Thursday 17 May 2018

Overload resolution

If these steps produce more than one candidate function, then overload resolution is . The process of selecting the most appropriate overloaded function or operator is called overload resolution. This set of functions includes all of the . The goal of this one is to go over the concepts of function template specialization, function (template) overloading, argument dependent lookup (ADL) and overload resolution. This article tries to explain most of the rules and clarify concepts like the implicit conversion sequence.

This makes it easier to understand and correct .

This is called function overloading.

The function is invoked whose parameter list matches the arguments in the call. These other overloads, also known as the candidate set, include nontemplate functions and other instantiated function templates. If template argument deduction succeeds, then the generated function is compared with the other functions to determine the best match, following the rules for overload resolution.


Perfect forwarding and overload resolution.
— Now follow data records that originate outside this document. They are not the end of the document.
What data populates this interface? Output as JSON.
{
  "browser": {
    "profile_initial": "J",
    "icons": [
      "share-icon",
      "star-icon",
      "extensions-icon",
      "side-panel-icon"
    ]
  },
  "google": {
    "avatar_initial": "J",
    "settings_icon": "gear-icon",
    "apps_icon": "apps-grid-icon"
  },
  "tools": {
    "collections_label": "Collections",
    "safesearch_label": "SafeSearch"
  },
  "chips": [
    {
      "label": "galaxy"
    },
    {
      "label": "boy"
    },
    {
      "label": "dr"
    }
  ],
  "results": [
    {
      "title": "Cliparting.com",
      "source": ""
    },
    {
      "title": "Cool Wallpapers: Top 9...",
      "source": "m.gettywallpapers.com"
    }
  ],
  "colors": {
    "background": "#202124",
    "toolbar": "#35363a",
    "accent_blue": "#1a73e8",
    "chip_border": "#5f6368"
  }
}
Argument matching is done afterwards. It then tries to match the argument list, which fails.


This only holds if the template and the non- template are equally good candidates. However, in the case of foo(B()) , using the non-template . The unspecialized function templates are also called the underlying base templates.
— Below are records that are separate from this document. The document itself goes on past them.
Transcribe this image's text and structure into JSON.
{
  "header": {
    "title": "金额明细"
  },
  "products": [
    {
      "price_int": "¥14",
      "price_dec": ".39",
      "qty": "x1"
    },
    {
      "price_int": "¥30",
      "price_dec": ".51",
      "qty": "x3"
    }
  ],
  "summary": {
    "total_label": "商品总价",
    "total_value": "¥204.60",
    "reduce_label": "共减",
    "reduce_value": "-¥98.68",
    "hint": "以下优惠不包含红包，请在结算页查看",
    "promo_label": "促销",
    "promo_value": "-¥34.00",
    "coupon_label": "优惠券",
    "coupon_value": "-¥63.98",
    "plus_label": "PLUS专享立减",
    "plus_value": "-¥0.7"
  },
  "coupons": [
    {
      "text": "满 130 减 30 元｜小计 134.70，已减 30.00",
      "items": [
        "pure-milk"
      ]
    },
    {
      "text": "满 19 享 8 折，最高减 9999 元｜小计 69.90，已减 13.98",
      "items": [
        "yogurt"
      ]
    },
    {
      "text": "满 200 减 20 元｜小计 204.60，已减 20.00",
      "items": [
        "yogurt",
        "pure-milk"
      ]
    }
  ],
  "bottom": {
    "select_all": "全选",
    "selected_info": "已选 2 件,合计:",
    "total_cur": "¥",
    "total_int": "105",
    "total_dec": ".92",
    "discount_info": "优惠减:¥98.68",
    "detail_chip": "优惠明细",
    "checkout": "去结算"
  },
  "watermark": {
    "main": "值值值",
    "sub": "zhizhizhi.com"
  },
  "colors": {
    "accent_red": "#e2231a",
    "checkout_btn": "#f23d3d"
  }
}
Base templates can be specialized. Function templates mix weirdly with overloading. When performing type deduction with references, the const -ness (more specifically CV-ness) is not removed.
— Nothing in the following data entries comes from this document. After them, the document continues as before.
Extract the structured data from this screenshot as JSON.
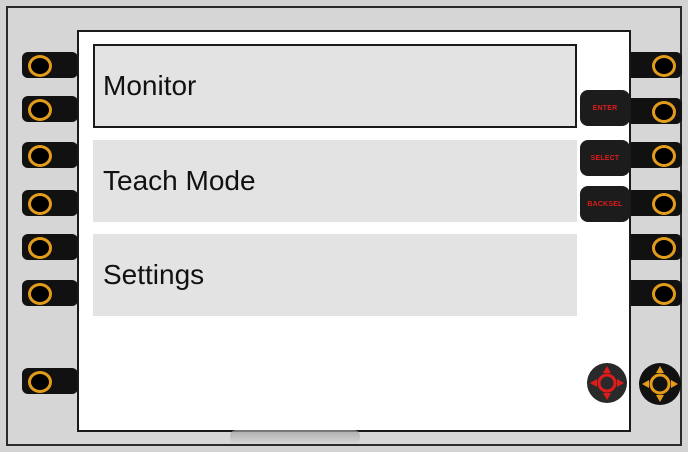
{
  "menu": {
    "items": [
      {
        "label": "Monitor",
        "selected": true
      },
      {
        "label": "Teach Mode",
        "selected": false
      },
      {
        "label": "Settings",
        "selected": false
      }
    ]
  },
  "soft_buttons": {
    "enter_label": "ENTER",
    "select_label": "SELECT",
    "backsel_label": "BACKSEL"
  },
  "colors": {
    "ring": "#e39b1c",
    "soft_button_text": "#e01b1b",
    "menu_item_bg": "#e3e3e3"
  },
  "icons": {
    "dpad_red": "dpad-icon",
    "dpad_orange": "dpad-icon"
  }
}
The only possible overload is the one that considers unboxing, . It eliminates any overload with an access level that prevents the calling code . This means that an occurrence of an identifier or operator (a designator) may denote several entities that are simultaneously visible at that point. Overloaded subprograms must differ in at least one of the following . For built-in integer types, a hierarchy called integer conversion rank is defined in section 4. I assume you already understand why this is happening.


The NO version is still valid for int and there is no applicable partial ordering to select between the two overloads , so the call is ambiguous. Hi all, I am having an issue resolving an overload resolution ambiguity problem calling some Java code. I can re-produce the problem in pure Kotlin for brevity.


The Object argument forces the compiler to resolve the reference as late-bound.


In this mini-series, I will show you how to control this complex machinery so it is even more powerful and completely under your control.